1) ABD gibi ekonomisi-medyası-kanunları güçlü bir ülkede çalışanlar daha rahat biz greve gidiyoruz diyorlardır. Salgın nedeniyle bir dönem setlerin kapalı olmasına rağmen %98 olumlu oyla grev oylaması yaptılar. Siyaseti de bir yana Türkiye gibi bir ülkede sektör fark etmeksizin o kadar kolay değil bu iş haliyle.
2) Ne derece yerinde bir gözlem emin değilim ama bana göre bizim sektörde “birlikte hareket etme” eksikliği var. Kastettiğim sendikalaşma değil esasında, set işçilerinin IATSE misali bir araya gelerek toplu şekilde greve çıktığı bir gelecek hayal edemiyorum nedense.

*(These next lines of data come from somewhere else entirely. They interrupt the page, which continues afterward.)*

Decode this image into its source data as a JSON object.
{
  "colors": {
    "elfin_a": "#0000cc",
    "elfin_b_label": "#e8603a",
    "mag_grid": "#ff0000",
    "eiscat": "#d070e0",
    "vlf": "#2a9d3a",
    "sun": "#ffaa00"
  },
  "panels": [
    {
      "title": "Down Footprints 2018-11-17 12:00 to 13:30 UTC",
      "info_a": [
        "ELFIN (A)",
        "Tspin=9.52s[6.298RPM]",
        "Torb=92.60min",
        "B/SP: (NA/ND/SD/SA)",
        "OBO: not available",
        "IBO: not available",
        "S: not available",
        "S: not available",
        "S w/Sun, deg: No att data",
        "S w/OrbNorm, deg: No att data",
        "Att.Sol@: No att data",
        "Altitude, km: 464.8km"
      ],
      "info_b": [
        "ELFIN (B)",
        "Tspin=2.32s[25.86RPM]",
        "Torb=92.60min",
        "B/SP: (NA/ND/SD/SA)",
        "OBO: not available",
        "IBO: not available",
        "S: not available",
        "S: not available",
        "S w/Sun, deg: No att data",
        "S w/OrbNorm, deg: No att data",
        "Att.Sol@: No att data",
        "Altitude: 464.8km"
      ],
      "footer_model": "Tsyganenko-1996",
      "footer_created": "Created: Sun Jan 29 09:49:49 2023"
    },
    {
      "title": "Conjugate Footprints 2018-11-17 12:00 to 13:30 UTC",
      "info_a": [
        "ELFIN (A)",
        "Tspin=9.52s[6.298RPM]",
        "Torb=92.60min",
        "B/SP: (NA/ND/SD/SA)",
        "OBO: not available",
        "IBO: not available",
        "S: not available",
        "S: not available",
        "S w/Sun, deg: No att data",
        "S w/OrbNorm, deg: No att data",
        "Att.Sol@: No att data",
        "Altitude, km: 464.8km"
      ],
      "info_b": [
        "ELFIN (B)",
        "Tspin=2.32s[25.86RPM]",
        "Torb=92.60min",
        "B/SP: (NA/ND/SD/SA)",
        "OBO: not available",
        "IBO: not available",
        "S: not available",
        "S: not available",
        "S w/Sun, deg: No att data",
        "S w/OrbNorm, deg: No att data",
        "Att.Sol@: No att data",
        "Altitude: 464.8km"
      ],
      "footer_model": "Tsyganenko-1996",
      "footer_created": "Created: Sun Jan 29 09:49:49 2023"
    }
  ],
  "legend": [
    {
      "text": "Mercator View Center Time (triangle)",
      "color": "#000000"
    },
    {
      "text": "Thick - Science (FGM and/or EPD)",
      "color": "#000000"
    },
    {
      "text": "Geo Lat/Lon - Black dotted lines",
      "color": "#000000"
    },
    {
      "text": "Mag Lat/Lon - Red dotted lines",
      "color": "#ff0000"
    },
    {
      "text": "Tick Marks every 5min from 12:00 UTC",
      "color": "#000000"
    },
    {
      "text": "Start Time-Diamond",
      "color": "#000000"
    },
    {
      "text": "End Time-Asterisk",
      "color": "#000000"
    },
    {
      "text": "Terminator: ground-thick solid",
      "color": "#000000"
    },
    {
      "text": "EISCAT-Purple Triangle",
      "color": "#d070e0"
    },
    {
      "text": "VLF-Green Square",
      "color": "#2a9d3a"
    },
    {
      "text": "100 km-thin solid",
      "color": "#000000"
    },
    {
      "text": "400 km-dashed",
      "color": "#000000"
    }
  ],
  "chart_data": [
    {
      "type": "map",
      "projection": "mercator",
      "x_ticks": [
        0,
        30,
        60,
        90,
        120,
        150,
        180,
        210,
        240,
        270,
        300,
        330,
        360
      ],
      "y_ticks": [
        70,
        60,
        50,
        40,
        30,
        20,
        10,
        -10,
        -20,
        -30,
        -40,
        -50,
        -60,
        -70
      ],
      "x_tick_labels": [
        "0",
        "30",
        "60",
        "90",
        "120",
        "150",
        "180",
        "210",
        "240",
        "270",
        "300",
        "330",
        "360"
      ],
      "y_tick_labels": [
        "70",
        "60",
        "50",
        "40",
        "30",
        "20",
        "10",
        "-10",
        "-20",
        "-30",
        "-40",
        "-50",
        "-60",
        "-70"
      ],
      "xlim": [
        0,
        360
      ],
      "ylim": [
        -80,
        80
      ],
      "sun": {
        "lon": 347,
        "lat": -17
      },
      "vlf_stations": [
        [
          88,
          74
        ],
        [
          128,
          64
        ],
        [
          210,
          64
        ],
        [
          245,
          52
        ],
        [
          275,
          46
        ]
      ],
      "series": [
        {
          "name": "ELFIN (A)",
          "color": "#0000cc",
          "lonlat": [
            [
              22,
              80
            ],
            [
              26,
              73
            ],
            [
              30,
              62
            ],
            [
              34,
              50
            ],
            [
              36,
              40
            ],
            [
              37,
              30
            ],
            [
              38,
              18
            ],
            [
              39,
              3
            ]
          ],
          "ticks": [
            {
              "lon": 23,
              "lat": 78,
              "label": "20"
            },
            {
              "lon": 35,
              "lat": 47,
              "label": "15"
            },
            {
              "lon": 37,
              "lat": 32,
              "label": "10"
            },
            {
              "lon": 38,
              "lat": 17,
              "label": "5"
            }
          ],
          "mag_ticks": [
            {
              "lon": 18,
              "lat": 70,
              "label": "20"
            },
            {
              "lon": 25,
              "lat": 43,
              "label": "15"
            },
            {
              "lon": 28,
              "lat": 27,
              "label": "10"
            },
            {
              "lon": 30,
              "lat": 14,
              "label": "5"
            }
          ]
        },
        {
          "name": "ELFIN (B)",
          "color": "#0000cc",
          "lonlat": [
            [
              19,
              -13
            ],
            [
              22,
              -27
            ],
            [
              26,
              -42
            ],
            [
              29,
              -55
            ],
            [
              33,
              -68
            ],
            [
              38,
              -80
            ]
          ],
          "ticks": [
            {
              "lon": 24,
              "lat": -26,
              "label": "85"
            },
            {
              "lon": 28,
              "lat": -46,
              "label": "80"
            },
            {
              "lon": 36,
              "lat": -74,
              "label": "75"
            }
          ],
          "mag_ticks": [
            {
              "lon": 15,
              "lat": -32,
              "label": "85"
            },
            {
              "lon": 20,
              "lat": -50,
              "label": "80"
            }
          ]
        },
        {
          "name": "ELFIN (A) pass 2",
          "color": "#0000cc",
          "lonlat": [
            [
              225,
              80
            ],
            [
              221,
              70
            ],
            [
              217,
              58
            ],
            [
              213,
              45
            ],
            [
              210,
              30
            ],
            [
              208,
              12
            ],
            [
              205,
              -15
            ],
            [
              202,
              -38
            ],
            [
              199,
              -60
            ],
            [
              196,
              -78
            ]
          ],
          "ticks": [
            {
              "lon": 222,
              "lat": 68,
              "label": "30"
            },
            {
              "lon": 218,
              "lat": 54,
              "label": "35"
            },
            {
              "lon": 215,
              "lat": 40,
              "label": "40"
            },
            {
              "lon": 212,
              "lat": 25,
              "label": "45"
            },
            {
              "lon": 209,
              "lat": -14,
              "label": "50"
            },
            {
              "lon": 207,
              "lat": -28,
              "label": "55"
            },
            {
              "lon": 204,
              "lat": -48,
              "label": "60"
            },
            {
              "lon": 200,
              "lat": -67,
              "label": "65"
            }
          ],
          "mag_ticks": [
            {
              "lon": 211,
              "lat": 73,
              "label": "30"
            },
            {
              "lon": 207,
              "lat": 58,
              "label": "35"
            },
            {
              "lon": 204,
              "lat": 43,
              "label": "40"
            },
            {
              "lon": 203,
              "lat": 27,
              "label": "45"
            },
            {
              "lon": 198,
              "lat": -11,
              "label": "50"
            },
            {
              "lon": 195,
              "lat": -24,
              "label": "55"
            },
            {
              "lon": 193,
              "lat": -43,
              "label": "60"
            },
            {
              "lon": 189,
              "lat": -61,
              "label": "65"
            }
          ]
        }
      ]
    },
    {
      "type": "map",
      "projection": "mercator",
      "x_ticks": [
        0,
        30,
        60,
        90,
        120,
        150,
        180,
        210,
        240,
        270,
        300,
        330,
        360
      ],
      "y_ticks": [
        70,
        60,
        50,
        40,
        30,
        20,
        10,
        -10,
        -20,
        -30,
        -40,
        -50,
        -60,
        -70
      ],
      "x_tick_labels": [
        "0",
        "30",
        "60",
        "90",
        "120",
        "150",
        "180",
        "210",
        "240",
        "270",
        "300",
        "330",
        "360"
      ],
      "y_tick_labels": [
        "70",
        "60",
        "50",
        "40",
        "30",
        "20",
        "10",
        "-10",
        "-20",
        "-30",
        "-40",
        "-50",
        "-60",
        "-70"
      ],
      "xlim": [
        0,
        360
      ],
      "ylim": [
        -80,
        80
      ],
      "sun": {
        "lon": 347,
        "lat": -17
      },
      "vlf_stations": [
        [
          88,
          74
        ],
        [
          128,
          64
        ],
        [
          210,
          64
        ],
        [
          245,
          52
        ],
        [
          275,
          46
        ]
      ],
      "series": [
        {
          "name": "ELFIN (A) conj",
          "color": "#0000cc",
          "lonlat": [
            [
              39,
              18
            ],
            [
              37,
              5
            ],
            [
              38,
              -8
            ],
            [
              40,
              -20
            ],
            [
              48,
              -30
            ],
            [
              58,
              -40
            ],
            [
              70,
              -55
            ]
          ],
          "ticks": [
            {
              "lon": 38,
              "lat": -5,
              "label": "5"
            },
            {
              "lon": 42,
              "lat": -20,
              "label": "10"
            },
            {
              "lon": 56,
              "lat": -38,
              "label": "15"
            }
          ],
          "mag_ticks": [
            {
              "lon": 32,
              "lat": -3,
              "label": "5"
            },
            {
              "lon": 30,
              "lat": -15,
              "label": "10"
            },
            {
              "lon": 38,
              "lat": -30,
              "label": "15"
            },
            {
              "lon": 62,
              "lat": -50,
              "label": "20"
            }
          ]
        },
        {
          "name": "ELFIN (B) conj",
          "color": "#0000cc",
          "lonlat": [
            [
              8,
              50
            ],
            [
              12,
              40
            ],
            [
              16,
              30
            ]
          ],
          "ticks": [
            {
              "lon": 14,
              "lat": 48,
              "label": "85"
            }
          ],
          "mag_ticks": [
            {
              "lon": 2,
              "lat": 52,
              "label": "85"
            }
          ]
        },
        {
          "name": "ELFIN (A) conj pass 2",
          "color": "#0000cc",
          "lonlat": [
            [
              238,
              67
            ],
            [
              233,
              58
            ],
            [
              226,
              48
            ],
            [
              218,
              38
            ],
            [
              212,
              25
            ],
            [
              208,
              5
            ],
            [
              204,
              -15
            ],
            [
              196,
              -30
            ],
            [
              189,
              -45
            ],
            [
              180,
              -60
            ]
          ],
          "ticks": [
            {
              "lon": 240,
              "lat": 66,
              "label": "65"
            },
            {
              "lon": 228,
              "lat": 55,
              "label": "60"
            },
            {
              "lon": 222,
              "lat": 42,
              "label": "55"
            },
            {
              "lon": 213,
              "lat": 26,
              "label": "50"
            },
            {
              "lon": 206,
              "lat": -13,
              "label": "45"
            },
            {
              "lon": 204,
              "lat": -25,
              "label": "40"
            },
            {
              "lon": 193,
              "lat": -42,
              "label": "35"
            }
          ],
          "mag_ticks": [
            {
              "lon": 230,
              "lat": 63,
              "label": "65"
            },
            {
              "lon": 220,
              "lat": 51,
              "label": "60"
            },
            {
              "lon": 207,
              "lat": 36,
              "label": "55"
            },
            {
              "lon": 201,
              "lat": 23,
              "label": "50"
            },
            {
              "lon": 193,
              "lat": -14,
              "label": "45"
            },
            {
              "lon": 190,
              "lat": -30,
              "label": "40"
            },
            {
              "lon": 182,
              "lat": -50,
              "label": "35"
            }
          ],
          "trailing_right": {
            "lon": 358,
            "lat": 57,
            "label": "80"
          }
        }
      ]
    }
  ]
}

Mesela bir set ekibi parayı alamama, set koşulları vs. sebeplerden topluca iş bıraksa yapım şirketinin kopya bir ekip kurması 3 iş gününü alır desem abartmam galiba. Çünkü parça başı iş yapan konfeksiyoncu gibi bölüm başı para alındığı için işe ihtiyacı olan hayır demiyor, neyin nasıl olduğunu bilmesine rağmen geliyor. Çünkü bir sonraki işin ne zaman geleceği belli değil, faturalar da yerinde durmuyorlar. Gerekirse arşivden çıkarırız örneklerini.
3) Mesela böyle zamanlarda benim aklıma “yerli dizi yersiz uzun” tartışmaları geliyor. Bir dönem oyuncular yürüyüş yapmıştı mesela ama o zaman 80-90 dk. civarıydı sanırım. Şu sıra 120-150 dk. bandında geziyor ulusal kanal dizileri.
Değişecek gibi de durmuyor, çünkü kanal-yapımcı tarafıyla sınırlı bir konu da değil. Ekonominin durumu bir yana reklam pastası da belli ve gün geçtikçe çeşitlenmeye devam ediyor. Bütün sektörün altını üstüne getirmen gerek ki belki değişsin. O da bir bakıma birlikte hareket etmeye-ekonominin haline dönüyor vs. derken hooop kısır döngü
IATSE ve AMPTP anlaşma yapmaya bayağı yakınlarmış. Grev olmayacak gibi.
Meraklısının haberi olsun, Dune malum yerlere gelmiş.